Burnout Legends

Test Nintendo DS

Série de jeu de courses purement arcade mettant au premier plan le fun, Burnout a enfin sa version DS. Mais les inconditionnels du genre risquent bien d'être très déçus devant le traitement fait à cette franchise phare d'Electronic Arts.
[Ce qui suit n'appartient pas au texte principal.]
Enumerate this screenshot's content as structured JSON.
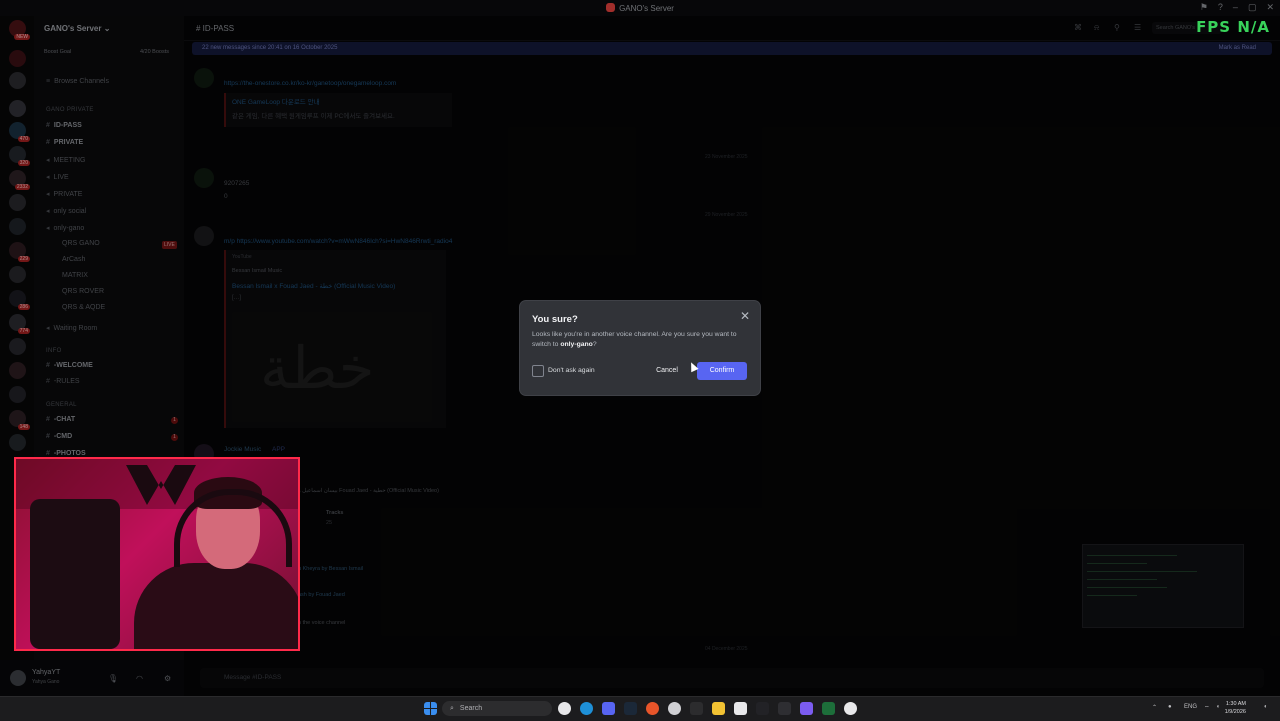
{
  "window": {
    "title": "GANO's Server",
    "fps_label": "FPS",
    "fps_value": "N/A"
  },
  "server": {
    "name": "GANO's Server",
    "boost_goal": "Boost Goal",
    "boost_count": "4/20 Boosts",
    "browse_channels": "Browse Channels"
  },
  "sidebar": {
    "category_gano": "GANO PRIVATE",
    "channels": [
      {
        "name": "ID-PASS",
        "selected": true
      },
      {
        "name": "PRIVATE",
        "selected": false
      },
      {
        "name": "MEETING",
        "selected": false
      },
      {
        "name": "LIVE",
        "selected": false
      },
      {
        "name": "PRIVATE",
        "selected": false
      },
      {
        "name": "only social",
        "selected": false
      },
      {
        "name": "only-gano",
        "selected": false
      }
    ],
    "voice_members": [
      "QRS GANO",
      "ArCash",
      "MATRIX",
      "QRS ROVER",
      "QRS & AQDE"
    ],
    "live_badge": "LIVE",
    "waiting_room": "Waiting Room",
    "category_info": "INFO",
    "info_channels": [
      "-WELCOME",
      "-RULES"
    ],
    "category_general": "GENERAL",
    "general_channels": [
      "-CHAT",
      "-CMD",
      "-PHOTOS"
    ],
    "server_badges": [
      "NEW",
      "470",
      "320",
      "2332",
      "229",
      "286",
      "774",
      "148"
    ]
  },
  "user": {
    "name": "YahyaYT",
    "status": "Yahya Gano"
  },
  "chat": {
    "channel_name": "ID-PASS",
    "search_placeholder": "Search GANO's",
    "banner_text": "22 new messages since 20:41 on 16 October 2025",
    "banner_action": "Mark as Read",
    "date_1": "23 November 2025",
    "date_2": "29 November 2025",
    "date_3": "04 December 2025",
    "msg1_link": "https://the-onestore.co.kr/ko-kr/ganetoop/onegameloop.com",
    "msg1_title": "ONE GameLoop 다운로드 안내",
    "msg1_desc": "같은 게임, 다른 혜택 원게임루프 이제 PC에서도 즐겨보세요.",
    "msg2_line1": "9207265",
    "msg2_line2": "0",
    "msg3_link": "m/p https://www.youtube.com/watch?v=mWwN846Ich?si=HwN846Rrwti_radio4",
    "embed_provider": "YouTube",
    "embed_channel": "Bessan Ismail Music",
    "embed_title": "Bessan Ismail x Fouad Jaed - خطة (Official Music Video)",
    "embed_more": "[...]",
    "bot_name": "Jockie Music",
    "bot_tag": "APP",
    "bot_track": "بيسان اسماعيل و Fouad Jaed - خطية (Official Music Video)",
    "tracks_label": "Tracks",
    "tracks_count": "25",
    "bot_line1": "u Kheyra by Bessan Ismail",
    "bot_line2": "ash by Fouad Jaed",
    "bot_line3": "n the voice channel",
    "composer_placeholder": "Message #ID-PASS"
  },
  "modal": {
    "title": "You sure?",
    "body_prefix": "Looks like you're in another voice channel. Are you sure you want to switch to ",
    "body_channel": "only-gano",
    "body_suffix": "?",
    "checkbox_label": "Don't ask again",
    "checkbox_checked": false,
    "cancel_label": "Cancel",
    "confirm_label": "Confirm",
    "accent_color": "#5865f2"
  },
  "taskbar": {
    "search_label": "Search",
    "lang": "ENG",
    "time": "1:30 AM",
    "date": "1/9/2026"
  }
}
Je vous avouerai que vu les excellentes notes qu'a obtenu Burnout Legends sur PSP, je m'attendais à tester une version DS qui soit à la hauteur des espérances des fans de jeux de courses sur DS. Et puis, je me suis rappelé de la pitoyable adaptation qui a été faite de Need For Speed Most Wanted sur ce support que j'ai eu le "plaisir" de tester. Soudain, le doute m'envahit. Et si jamais ce Burnout était du même acabit que NFS ? Le jeu se lance. Une cinématique bien rythmée apparaît sur un des écrans de la portable de Nintendo. Jusque là, tout va bien. Le menu principal se dévoile enfin. On y retrouve de grands classiques : le tour du monde (sorte de mode carrière), les courses simples (où l'on peut participer aux épreuves de notre choix) et enfin, le mode multijoueur jouable à cinq si chacun dispose d'une cartouche ou à deux si vous utilisez l'option de téléchargement.

Lançons le tour du monde. Consistant en une suite de courses ayant lieu en divers endroits de la planète, il faut obligatoirement décrocher la médaille de bronze pour débloquer le parcours suivant. Si vous parvenez à obtenir l'or, vous aurez le droit de piloter un nouveau bolide. Plusieurs types d'épreuves sont proposées. Aux courses classiques dans lesquelles il faut terminer premier pour l'emporter et à ses variantes (courses à l'australienne, contre-la-montre et duel), s'ajoutent des modes plus originaux comme la "course-poursuite" dans laquelle vous conduisez une voiture de flic et où vous devez tenter de percuter plusieurs fois un fuyard pour détruire son véhicule. Quant aux épreuves de crashs, elles consistent tout simplement à heurter autant de fois que possible des bolides adverses dans le temps imparti. Le problème, c'est que l'on s'aperçoit alors des énormes lacunes du jeu en matière de gestion des collisions. Déjà, il faut dire que Burnout Legends n'est pas très sévère au niveau des dégâts. Pour détruire votre voiture, il faut vraiment percuter de plein fouet à de nombreuses reprises un obstacle. Bon, ce choix se défend puisque le jeu est purement arcade. Ce qui est nettement moins pardonnable en revanche, c'est que lorsqu'on touche une bordure de côté, la voiture n'est quasiment pas ralentie et on peut continuer à rouler tranquillement d'autant que le jeu vous remet immédiatement dans l'axe de la piste. L'intérêt du pilotage en prend un coup.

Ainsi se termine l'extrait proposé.